In other words simply by demanding the “name” of my “source” and/or “evidence” of any “correspondence” with them Africa Check was asking me to flout one of the most fundamental ethical principles of journalism, and commit offences that would likely have got Cunliffe-Jones, Holloway and Bachorz (deservedly) sacked and drummed out of the profession had they ever committed them while working as reporters for the AFP.

It is strange then that this organisation, headed by such journalists, thought that this was a demand that it was appropriate to press on Politicsweb. Perhaps though the new journalistic enterprise of “fact checking” had somehow superseded the older journalistic code? This certainly was the impression created by the aggressive way in which Africa Check has demanded this information, first in private and then in public (!).

In her article Kate Wilkinson boasted that “Africa Check is a signatory of the International Fact-Checking Network’s Code of Principles. This means, among other things, that we are committed to the transparency of our sources and methods of research.
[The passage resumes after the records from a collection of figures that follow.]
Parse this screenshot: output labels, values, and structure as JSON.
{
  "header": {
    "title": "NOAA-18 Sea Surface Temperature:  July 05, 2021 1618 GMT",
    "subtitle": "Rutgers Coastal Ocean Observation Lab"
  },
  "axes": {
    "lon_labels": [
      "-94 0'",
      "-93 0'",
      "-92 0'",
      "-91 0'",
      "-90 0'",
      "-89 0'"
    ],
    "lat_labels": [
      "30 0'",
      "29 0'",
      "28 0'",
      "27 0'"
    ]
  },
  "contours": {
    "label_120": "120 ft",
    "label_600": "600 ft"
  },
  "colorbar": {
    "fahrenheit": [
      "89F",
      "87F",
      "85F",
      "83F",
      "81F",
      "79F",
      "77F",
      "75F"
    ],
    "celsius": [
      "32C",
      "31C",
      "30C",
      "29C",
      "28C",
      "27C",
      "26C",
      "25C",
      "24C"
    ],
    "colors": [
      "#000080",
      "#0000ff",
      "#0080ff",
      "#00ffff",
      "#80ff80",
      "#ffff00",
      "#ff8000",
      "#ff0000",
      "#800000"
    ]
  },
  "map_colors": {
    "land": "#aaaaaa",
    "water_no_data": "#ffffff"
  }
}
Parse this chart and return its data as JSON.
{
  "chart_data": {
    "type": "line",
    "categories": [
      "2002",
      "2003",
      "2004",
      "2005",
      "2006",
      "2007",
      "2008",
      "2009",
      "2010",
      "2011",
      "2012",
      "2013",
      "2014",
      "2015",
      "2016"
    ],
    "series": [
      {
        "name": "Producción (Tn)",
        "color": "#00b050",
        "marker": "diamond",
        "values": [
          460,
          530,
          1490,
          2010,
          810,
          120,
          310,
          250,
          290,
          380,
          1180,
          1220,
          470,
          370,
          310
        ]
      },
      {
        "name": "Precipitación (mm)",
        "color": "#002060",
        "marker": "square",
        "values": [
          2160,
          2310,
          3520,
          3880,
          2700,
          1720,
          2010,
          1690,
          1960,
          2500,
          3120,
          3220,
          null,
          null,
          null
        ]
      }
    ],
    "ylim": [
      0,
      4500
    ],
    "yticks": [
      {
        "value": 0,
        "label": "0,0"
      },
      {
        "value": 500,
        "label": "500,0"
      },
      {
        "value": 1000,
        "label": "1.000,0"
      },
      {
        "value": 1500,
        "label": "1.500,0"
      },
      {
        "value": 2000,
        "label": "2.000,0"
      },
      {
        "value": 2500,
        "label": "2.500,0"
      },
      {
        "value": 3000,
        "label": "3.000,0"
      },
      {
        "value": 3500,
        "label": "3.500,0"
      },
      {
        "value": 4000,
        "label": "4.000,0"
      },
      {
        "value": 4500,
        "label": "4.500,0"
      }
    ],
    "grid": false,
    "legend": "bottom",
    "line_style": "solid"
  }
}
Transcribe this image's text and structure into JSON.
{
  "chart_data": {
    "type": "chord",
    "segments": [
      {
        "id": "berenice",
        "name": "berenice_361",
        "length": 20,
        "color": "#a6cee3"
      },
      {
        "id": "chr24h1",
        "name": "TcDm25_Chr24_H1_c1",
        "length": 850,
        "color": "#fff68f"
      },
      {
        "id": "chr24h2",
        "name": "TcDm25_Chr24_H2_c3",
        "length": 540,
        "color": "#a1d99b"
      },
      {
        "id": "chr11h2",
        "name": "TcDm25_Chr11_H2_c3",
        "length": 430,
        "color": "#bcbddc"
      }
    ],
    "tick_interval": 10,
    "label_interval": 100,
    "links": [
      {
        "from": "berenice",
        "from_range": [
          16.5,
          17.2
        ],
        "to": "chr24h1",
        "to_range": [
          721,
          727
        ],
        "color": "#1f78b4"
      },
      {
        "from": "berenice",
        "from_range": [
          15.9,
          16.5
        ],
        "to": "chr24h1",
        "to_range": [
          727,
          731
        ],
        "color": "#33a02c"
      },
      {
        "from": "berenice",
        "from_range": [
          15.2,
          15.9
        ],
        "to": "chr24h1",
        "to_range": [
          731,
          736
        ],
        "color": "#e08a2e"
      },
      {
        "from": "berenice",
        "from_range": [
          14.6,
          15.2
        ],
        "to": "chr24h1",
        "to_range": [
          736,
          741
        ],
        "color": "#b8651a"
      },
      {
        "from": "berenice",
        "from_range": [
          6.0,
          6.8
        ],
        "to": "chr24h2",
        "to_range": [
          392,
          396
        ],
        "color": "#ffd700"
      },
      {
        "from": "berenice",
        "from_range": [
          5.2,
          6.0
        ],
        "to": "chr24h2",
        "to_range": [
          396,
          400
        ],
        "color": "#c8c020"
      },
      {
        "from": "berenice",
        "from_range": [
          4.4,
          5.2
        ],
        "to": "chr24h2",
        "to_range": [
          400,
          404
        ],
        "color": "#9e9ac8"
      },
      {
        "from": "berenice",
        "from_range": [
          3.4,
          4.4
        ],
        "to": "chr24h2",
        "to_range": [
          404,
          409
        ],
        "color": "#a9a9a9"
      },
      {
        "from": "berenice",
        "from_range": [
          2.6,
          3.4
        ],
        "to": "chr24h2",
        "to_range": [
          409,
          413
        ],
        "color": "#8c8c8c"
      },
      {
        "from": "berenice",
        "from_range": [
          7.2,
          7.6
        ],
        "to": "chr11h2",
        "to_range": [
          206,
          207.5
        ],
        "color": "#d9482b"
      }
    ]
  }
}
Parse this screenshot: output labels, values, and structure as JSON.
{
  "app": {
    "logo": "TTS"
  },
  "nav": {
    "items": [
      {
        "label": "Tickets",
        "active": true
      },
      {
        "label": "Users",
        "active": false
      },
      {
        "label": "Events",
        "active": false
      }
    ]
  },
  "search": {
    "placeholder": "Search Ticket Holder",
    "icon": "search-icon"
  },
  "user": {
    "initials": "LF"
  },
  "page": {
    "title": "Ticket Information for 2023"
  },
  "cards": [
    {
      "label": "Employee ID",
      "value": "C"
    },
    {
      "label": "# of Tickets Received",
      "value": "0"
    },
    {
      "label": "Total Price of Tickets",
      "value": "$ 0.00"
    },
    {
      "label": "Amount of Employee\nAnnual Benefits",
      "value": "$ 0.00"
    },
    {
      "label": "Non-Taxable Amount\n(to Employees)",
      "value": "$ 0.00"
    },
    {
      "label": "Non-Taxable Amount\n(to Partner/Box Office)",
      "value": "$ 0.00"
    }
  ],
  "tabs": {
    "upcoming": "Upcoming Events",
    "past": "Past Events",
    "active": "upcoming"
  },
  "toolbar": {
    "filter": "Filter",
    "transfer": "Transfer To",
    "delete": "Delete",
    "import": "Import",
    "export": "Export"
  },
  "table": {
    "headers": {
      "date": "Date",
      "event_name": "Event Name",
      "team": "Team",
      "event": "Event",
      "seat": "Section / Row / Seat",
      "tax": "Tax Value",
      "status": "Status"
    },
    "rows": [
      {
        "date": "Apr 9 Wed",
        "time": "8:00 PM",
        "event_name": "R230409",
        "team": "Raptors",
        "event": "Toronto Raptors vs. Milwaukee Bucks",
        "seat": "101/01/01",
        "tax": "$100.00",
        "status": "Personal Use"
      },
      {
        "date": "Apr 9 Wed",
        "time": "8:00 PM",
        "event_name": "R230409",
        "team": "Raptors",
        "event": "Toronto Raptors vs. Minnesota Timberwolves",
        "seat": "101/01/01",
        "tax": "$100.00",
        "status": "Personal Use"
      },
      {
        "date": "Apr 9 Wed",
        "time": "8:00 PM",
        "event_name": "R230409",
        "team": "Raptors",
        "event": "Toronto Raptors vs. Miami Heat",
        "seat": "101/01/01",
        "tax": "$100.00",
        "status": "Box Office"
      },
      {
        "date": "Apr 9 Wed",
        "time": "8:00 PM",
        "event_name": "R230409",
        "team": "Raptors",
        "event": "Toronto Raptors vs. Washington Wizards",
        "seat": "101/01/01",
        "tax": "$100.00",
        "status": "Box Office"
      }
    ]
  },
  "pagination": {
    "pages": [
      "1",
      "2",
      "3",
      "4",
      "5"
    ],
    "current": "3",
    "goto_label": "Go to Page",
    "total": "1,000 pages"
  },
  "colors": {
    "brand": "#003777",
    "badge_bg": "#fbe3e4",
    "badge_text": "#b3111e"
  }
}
The principles state that ‘signatories want their readers to be able to verify findings themselves. [They] provide all sources in enough detail that readers can replicate their work.’”

The argument is that by refusing to disclose to Africa Check how exactly I came by the data I cited in my “fact check” I was flouting these principles, and failing to act with the requisite “transparency”. If you go through though to the original of the IFCN Code of Principles the relevant section reads as follows in full:

Signatories want their readers to be able to verify findings themselves. Signatories provide all sources in enough detail that readers can replicate their work, except in cases where a source’s personal security could be compromised. In such cases, signatories provide as much detail as possible.” (my emphasis)

Africa Check’s behaviour on this score then – apart from being entirely unnecessary - was completely improper, and reckless.